Разведчики вошли вслед за ней в чистую комнату с крашеным полом и множеством икон. Иконы, как солдаты замечали уже не раз в этих краях, были не такие, как в России, — без риз, с конфетно-красивыми личиками святых. Что касается бабки, то она в точности походила на украинских старух из-под Киева или Чернигова, в бесчисленных холщевых юбках, с сухонькими, жилистыми ручками, и отличалась от них только недобрым светом колючих глаз.
Однако, несмотря на свою угрюмую, почти враждебную молчаливость, она подала захожим солдатам свежего хлеба, молока, густого, как сливки, соленых огурцов и полный чугун картошки. Но все это так угрюмо, с таким недружелюбием, что кусок не лез в горло.

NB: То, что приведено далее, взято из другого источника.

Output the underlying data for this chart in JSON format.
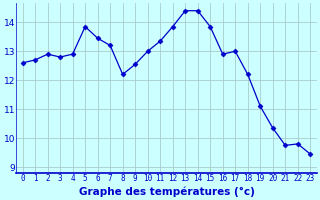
{
  "x": [
    0,
    1,
    2,
    3,
    4,
    5,
    6,
    7,
    8,
    9,
    10,
    11,
    12,
    13,
    14,
    15,
    16,
    17,
    18,
    19,
    20,
    21,
    22,
    23
  ],
  "y": [
    12.6,
    12.7,
    12.9,
    12.8,
    12.9,
    13.85,
    13.45,
    13.2,
    12.2,
    12.55,
    13.0,
    13.35,
    13.85,
    14.4,
    14.4,
    13.85,
    12.9,
    13.0,
    12.2,
    11.1,
    10.35,
    9.75,
    9.8,
    9.45
  ],
  "line_color": "#0000cc",
  "marker": "D",
  "marker_size": 2.5,
  "bg_color": "#ccffff",
  "grid_color": "#aacccc",
  "xlabel": "Graphe des températures (°c)",
  "xlabel_color": "#0000cc",
  "ylabel_ticks": [
    9,
    10,
    11,
    12,
    13,
    14
  ],
  "xlim": [
    -0.5,
    23.5
  ],
  "ylim": [
    8.8,
    14.65
  ],
  "xtick_labels": [
    "0",
    "1",
    "2",
    "3",
    "4",
    "5",
    "6",
    "7",
    "8",
    "9",
    "10",
    "11",
    "12",
    "13",
    "14",
    "15",
    "16",
    "17",
    "18",
    "19",
    "20",
    "21",
    "22",
    "23"
  ],
  "spine_color": "#0000cc",
  "axis_linewidth": 1.2,
  "tick_fontsize": 5.5,
  "ytick_fontsize": 6.5,
  "xlabel_fontsize": 7.5
}
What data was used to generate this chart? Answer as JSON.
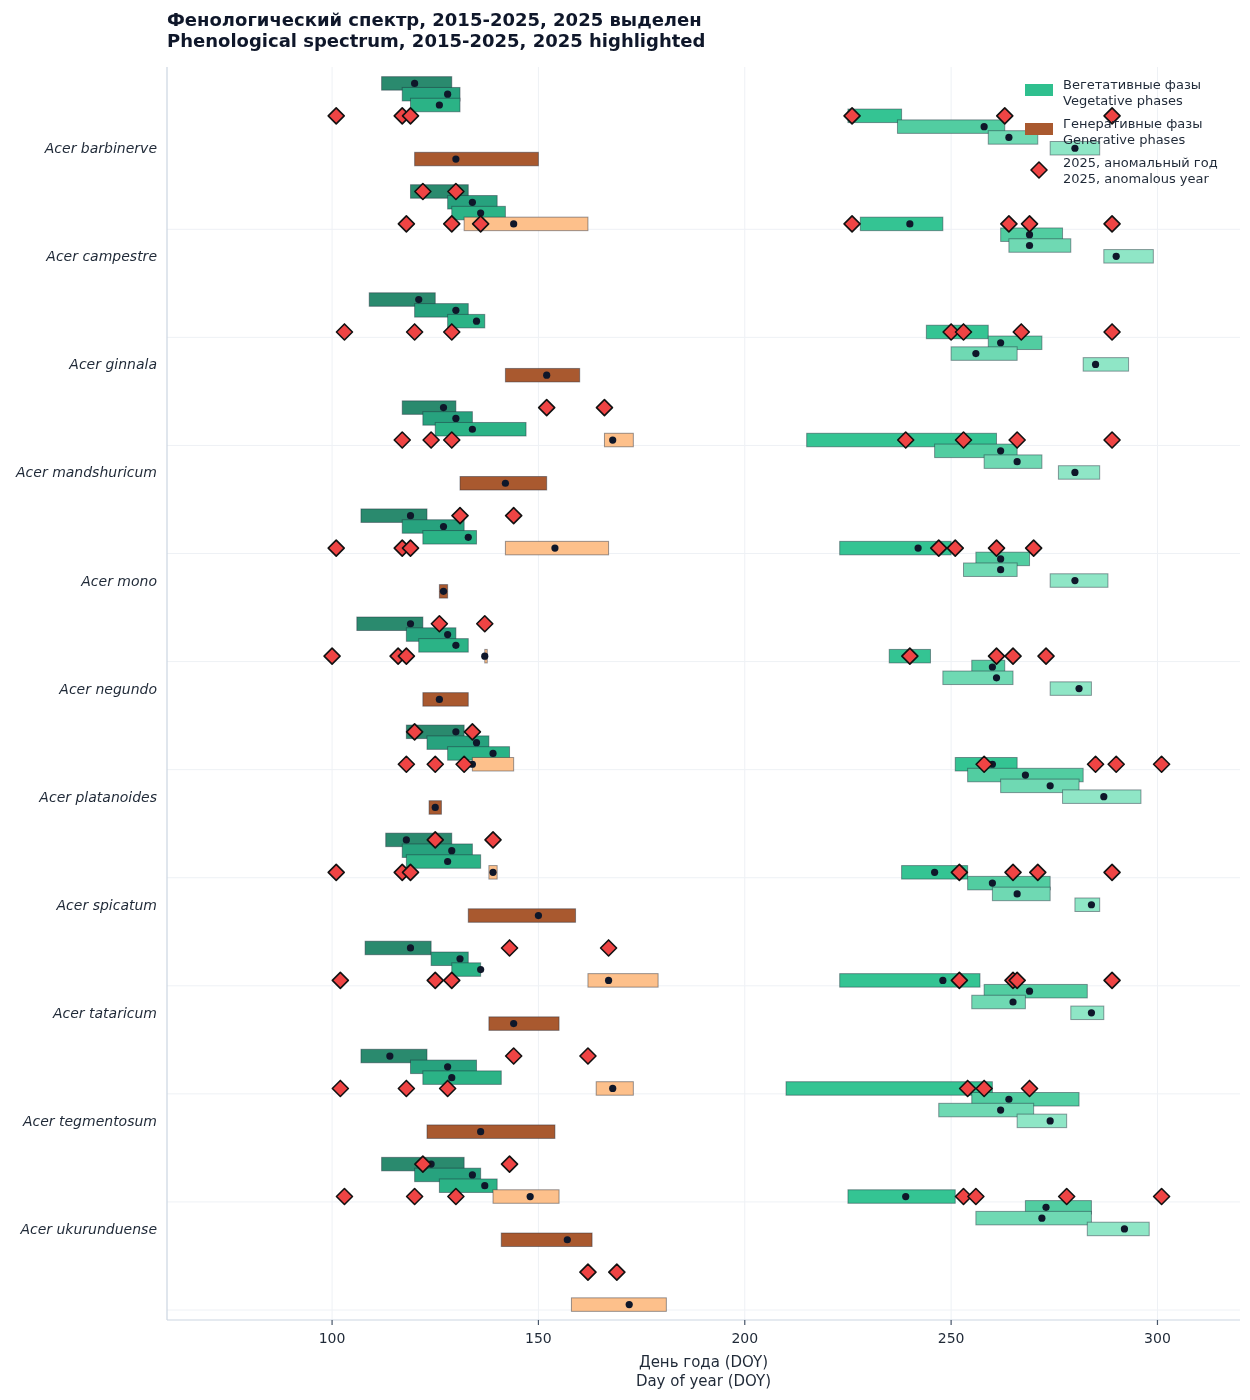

— Вот бандитская мамка! — проворчал один из разведчиков.
Он угадал наполовину. Младший сын старухи действительно пошел по бандитской лесной тропе. Старший же подался в красные партизаны. И в то время как мать бандита враждебно молчала, мать партизана гостеприимно открыла бойцам дверь своей хаты. Подав разведчикам на закуску жареное свиное сало и квас в глиняном кувшине, мать партизана уступила место матери бандита, которая с мрачным видом засела за ткацкий станок, занимавший полкомнаты.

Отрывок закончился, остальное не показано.